1. 一般の方へ

立花隆氏と東大立花ゼミの方々が平成18年2月14日、引っ越して間もない私たちのラボに取材に訪れました。私たちの研究の手法、方向や雰囲気を一般の方に紹介する短い記事が、彼らの科学情報総合サイト「サイ」に掲載されています。

《サイ 掲載記事から抜粋》

「ニ光子励起顕微鏡(組織の内部に焦点をあてて蛍光物質を発光させることで、組織の内部を見ることができる)という独特の方法を用いて、これまで世界で誰も見たことがなかった脳細胞の内部のダイナミックな変化をとらえています。

フェムト秒レーザー(十兆分の一秒)という極超短時間だけ発光するレーザーをピンポイントに照射することで、生体を傷つけることなく脳細胞内部の微細な変化をとらえています。

それによって、脳の高次機能の最大の秘密が、神経細胞 (ニューロン)のシナプスのスパインと呼ばれる部分にあることを示します。

それによって、大脳に100兆個もあるスパインの一つ一つが個別のメモリとして機能しているということがわかってきました。これは驚きです。人間はみな、脳の中に10テラバイトのメモリを持っているということになります。

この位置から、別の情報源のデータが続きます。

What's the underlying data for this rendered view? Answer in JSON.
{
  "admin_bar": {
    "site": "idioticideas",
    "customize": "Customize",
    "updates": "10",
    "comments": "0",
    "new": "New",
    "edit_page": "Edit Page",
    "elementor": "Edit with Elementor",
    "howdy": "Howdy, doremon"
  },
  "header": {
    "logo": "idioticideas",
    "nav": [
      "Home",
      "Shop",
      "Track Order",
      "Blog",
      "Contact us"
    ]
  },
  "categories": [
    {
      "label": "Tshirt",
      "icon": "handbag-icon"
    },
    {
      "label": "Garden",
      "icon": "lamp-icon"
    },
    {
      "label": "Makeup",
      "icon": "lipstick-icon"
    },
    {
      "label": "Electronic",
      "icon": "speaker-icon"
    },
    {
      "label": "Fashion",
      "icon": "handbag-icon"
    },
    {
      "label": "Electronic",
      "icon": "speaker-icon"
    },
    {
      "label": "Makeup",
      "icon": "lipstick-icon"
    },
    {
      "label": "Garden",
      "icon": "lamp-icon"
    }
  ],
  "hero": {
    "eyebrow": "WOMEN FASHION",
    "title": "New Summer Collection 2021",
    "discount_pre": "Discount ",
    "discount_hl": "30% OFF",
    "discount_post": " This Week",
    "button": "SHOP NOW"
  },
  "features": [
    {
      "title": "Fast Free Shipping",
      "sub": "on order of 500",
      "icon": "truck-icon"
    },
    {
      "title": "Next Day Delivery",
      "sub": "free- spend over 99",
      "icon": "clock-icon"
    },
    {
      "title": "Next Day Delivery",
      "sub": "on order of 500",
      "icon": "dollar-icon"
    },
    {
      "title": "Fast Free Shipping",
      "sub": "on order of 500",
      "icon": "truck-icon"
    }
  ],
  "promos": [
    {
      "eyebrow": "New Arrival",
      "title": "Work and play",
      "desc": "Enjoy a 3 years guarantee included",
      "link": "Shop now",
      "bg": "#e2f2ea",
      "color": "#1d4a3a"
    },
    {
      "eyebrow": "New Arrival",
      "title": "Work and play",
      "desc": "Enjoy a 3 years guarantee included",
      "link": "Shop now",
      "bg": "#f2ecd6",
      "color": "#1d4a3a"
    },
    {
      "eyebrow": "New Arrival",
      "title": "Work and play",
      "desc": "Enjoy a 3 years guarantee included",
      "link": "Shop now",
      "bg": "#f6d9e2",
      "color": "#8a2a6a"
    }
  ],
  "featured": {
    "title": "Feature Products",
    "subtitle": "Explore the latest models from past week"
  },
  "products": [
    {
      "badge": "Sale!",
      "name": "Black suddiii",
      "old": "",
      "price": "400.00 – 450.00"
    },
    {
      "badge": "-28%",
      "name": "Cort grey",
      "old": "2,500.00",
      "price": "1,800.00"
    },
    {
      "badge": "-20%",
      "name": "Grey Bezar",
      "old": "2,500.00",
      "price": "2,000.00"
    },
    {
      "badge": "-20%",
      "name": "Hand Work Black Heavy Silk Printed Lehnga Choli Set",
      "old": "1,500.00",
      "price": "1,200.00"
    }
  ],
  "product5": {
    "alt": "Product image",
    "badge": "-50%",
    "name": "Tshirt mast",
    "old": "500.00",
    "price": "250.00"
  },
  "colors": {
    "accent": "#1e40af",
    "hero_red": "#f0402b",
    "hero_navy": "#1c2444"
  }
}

くり返し刺激があると、スパインの頭部は大きくなり、神経伝達物質の受容体がふえ、感受性も増大するということがわかってきました。これが記憶の素過程の物質レベル、形態レベルの変化ではないかと考えられ、そうだとすると、脳の最大の謎であった脳の高次機能はいかにして発現するかという秘密がいよいよ解き明かされるところにきているということなのかもしれません。」